「辞書を読め」

辞書から教わったもの

母親が本が好きな人間なので、小学生の頃は毎週のように図書館へ行き、いろんな本を借りては読書ノートをつけたりしていた。それが、テレビやら部活やら友達との遊びの方がおもしろくなり、読書からは足が遠のいたのはいつ頃からだろうか。
『読書は大切、読む習慣を身につけましょう』という授業のとき、クラスの誰かが「どんな本を読めばいいかわからない」と先生に質問した。私もうんうん、と思った。その時の先生の言葉である。
「辞書を読みなさい」。
 まだ幼い私たちは、辞書とはわからない言葉を調べるときだけに使うものだと思っていた。しかしその先生曰く、辞書ほどおもしろい本はないのである、とのこと。
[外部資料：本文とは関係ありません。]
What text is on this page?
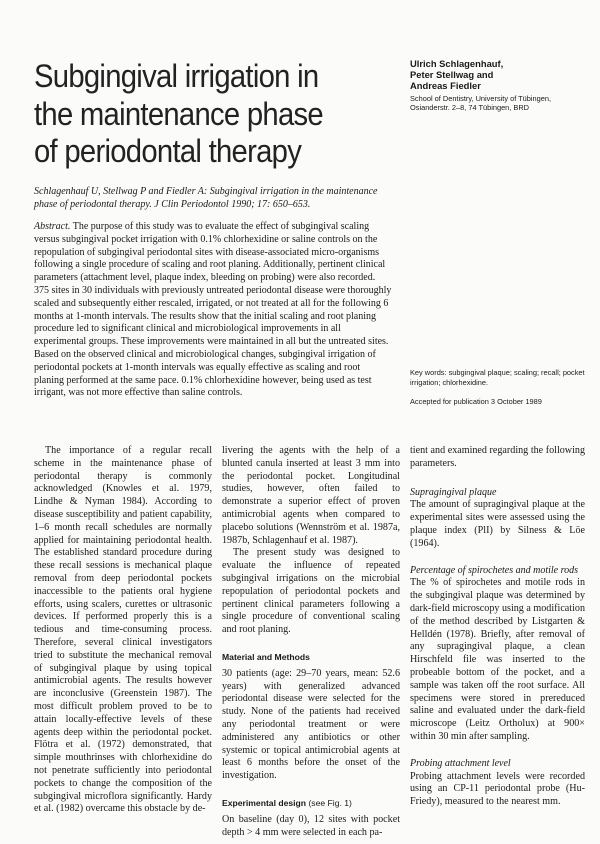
Subgingival irrigation in the maintenance phase of periodontal therapy
Ulrich Schlagenhauf,
Peter Stellwag and
Andreas Fiedler
School of Dentistry, University of Tübingen,
Osianderstr. 2–8, 74 Tübingen, BRD
Schlagenhauf U, Stellwag P and Fiedler A: Subgingival irrigation in the maintenance phase of periodontal therapy. J Clin Periodontol 1990; 17: 650–653.
Abstract. The purpose of this study was to evaluate the effect of subgingival scaling versus subgingival pocket irrigation with 0.1% chlorhexidine or saline controls on the repopulation of subgingival periodontal sites with disease-associated micro-organisms following a single procedure of scaling and root planing. Additionally, pertinent clinical parameters (attachment level, plaque index, bleeding on probing) were also recorded. 375 sites in 30 individuals with previously untreated periodontal disease were thoroughly scaled and subsequently either rescaled, irrigated, or not treated at all for the following 6 months at 1-month intervals. The results show that the initial scaling and root planing procedure led to significant clinical and microbiological improvements in all experimental groups. These improvements were maintained in all but the untreated sites. Based on the observed clinical and microbiological changes, subgingival irrigation of periodontal pockets at 1-month intervals was equally effective as scaling and root planing performed at the same pace. 0.1% chlorhexidine however, being used as test irrigant, was not more effective than saline controls.
Key words: subgingival plaque; scaling; recall; pocket irrigation; chlorhexidine.
Accepted for publication 3 October 1989

The importance of a regular recall scheme in the maintenance phase of periodontal therapy is commonly acknowledged (Knowles et al. 1979, Lindhe & Nyman 1984). According to disease susceptibility and patient capability, 1–6 month recall schedules are normally applied for maintaining periodontal health. The established standard procedure during these recall sessions is mechanical plaque removal from deep periodontal pockets inaccessible to the patients oral hygiene efforts, using scalers, curettes or ultrasonic devices. If performed properly this is a tedious and time-consuming process. Therefore, several clinical investigators tried to substitute the mechanical removal of subgingival plaque by using topical antimicrobial agents. The results however are inconclusive (Greenstein 1987). The most difficult problem proved to be to attain locally-effective levels of these agents deep within the periodontal pocket. Flötra et al. (1972) demonstrated, that simple mouthrinses with chlorhexidine do not penetrate sufficiently into periodontal pockets to change the composition of the subgingival microflora significantly. Hardy et al. (1982) overcame this obstacle by de-

livering the agents with the help of a blunted canula inserted at least 3 mm into the periodontal pocket. Longitudinal studies, however, often failed to demonstrate a superior effect of proven antimicrobial agents when compared to placebo solutions (Wennström et al. 1987a, 1987b, Schlagenhauf et al. 1987).

The present study was designed to evaluate the influence of repeated subgingival irrigations on the microbial repopulation of periodontal pockets and pertinent clinical parameters following a single procedure of conventional scaling and root planing.

Material and Methods

30 patients (age: 29–70 years, mean: 52.6 years) with generalized advanced periodontal disease were selected for the study. None of the patients had received any periodontal treatment or were administered any antibiotics or other systemic or topical antimicrobial agents at least 6 months before the onset of the investigation.

Experimental design (see Fig. 1)

On baseline (day 0), 12 sites with pocket depth > 4 mm were selected in each pa-

tient and examined regarding the following parameters.

Supragingival plaque

The amount of supragingival plaque at the experimental sites were assessed using the plaque index (PlI) by Silness & Löe (1964).

Percentage of spirochetes and motile rods

The % of spirochetes and motile rods in the subgingival plaque was determined by dark-field microscopy using a modification of the method described by Listgarten & Helldén (1978). Briefly, after removal of any supragingival plaque, a clean Hirschfeld file was inserted to the probeable bottom of the pocket, and a sample was taken off the root surface. All specimens were stored in prereduced saline and evaluated under the dark-field microscope (Leitz Ortholux) at 900× within 30 min after sampling.

Probing attachment level

Probing attachment levels were recorded using an CP-11 periodontal probe (Hu-Friedy), measured to the nearest mm.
 確かに、少し視点を変えて読む辞書はおもしろかった。知っている言葉であっても、意味を聞かれるとどう言い表わしていいかわからない。それが的確に表現されている。知っていると思っていた言葉の意味が、本当は違う意味だったり、聞いたことのない読み方や、うっとりするような漢字で表記されている色や季語や花の名前。はたまた美味しそうな言葉が連なっているページ、例えば焼き芋・焼き魚・焼き鳥・焼き肉・焼き蛤・焼き豚など。
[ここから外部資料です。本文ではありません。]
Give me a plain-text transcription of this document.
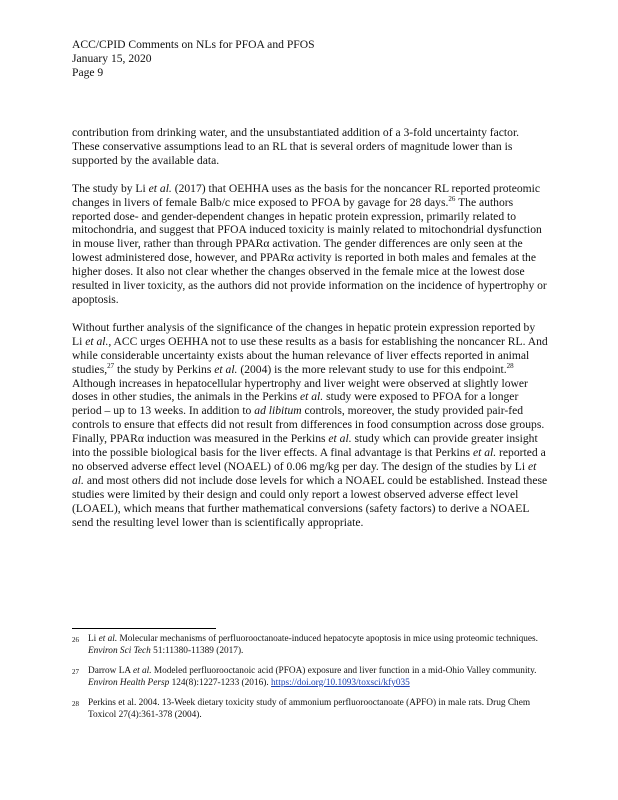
ACC/CPID Comments on NLs for PFOA and PFOS
January 15, 2020
Page 9

contribution from drinking water, and the unsubstantiated addition of a 3-fold uncertainty factor. These conservative assumptions lead to an RL that is several orders of magnitude lower than is supported by the available data.

The study by Li et al. (2017) that OEHHA uses as the basis for the noncancer RL reported proteomic changes in livers of female Balb/c mice exposed to PFOA by gavage for 28 days.$^{26}$ The authors reported dose- and gender-dependent changes in hepatic protein expression, primarily related to mitochondria, and suggest that PFOA induced toxicity is mainly related to mitochondrial dysfunction in mouse liver, rather than through PPARα activation. The gender differences are only seen at the lowest administered dose, however, and PPARα activity is reported in both males and females at the higher doses. It also not clear whether the changes observed in the female mice at the lowest dose resulted in liver toxicity, as the authors did not provide information on the incidence of hypertrophy or apoptosis.

Without further analysis of the significance of the changes in hepatic protein expression reported by Li et al., ACC urges OEHHA not to use these results as a basis for establishing the noncancer RL. And while considerable uncertainty exists about the human relevance of liver effects reported in animal studies,$^{27}$ the study by Perkins et al. (2004) is the more relevant study to use for this endpoint.$^{28}$ Although increases in hepatocellular hypertrophy and liver weight were observed at slightly lower doses in other studies, the animals in the Perkins et al. study were exposed to PFOA for a longer period – up to 13 weeks. In addition to ad libitum controls, moreover, the study provided pair-fed controls to ensure that effects did not result from differences in food consumption across dose groups. Finally, PPARα induction was measured in the Perkins et al. study which can provide greater insight into the possible biological basis for the liver effects. A final advantage is that Perkins et al. reported a no observed adverse effect level (NOAEL) of 0.06 mg/kg per day. The design of the studies by Li et al. and most others did not include dose levels for which a NOAEL could be established. Instead these studies were limited by their design and could only report a lowest observed adverse effect level (LOAEL), which means that further mathematical conversions (safety factors) to derive a NOAEL send the resulting level lower than is scientifically appropriate.

26 Li et al. Molecular mechanisms of perfluorooctanoate-induced hepatocyte apoptosis in mice using proteomic techniques. Environ Sci Tech 51:11380-11389 (2017).
27 Darrow LA et al. Modeled perfluorooctanoic acid (PFOA) exposure and liver function in a mid-Ohio Valley community. Environ Health Persp 124(8):1227-1233 (2016). https://doi.org/10.1093/toxsci/kfy035
28 Perkins et al. 2004. 13-Week dietary toxicity study of ammonium perfluorooctanoate (APFO) in male rats. Drug Chem Toxicol 27(4):361-378 (2004).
 読む楽しさと言葉の奥深さを教えてくれた、あの先生に感謝。読書の秋の季節は過ぎたけど、学生時代に使ったすっかりくたびれた辞書をひっぱり出してきて、パラパラめくってみる石垣の冬も、なかなかおつなものではないでしょうか。
 「やいま」に筆を寄せるにあたり、辞書をめくることが多かったこの一年、言葉の大切さを改めて学んだ一年でもありました。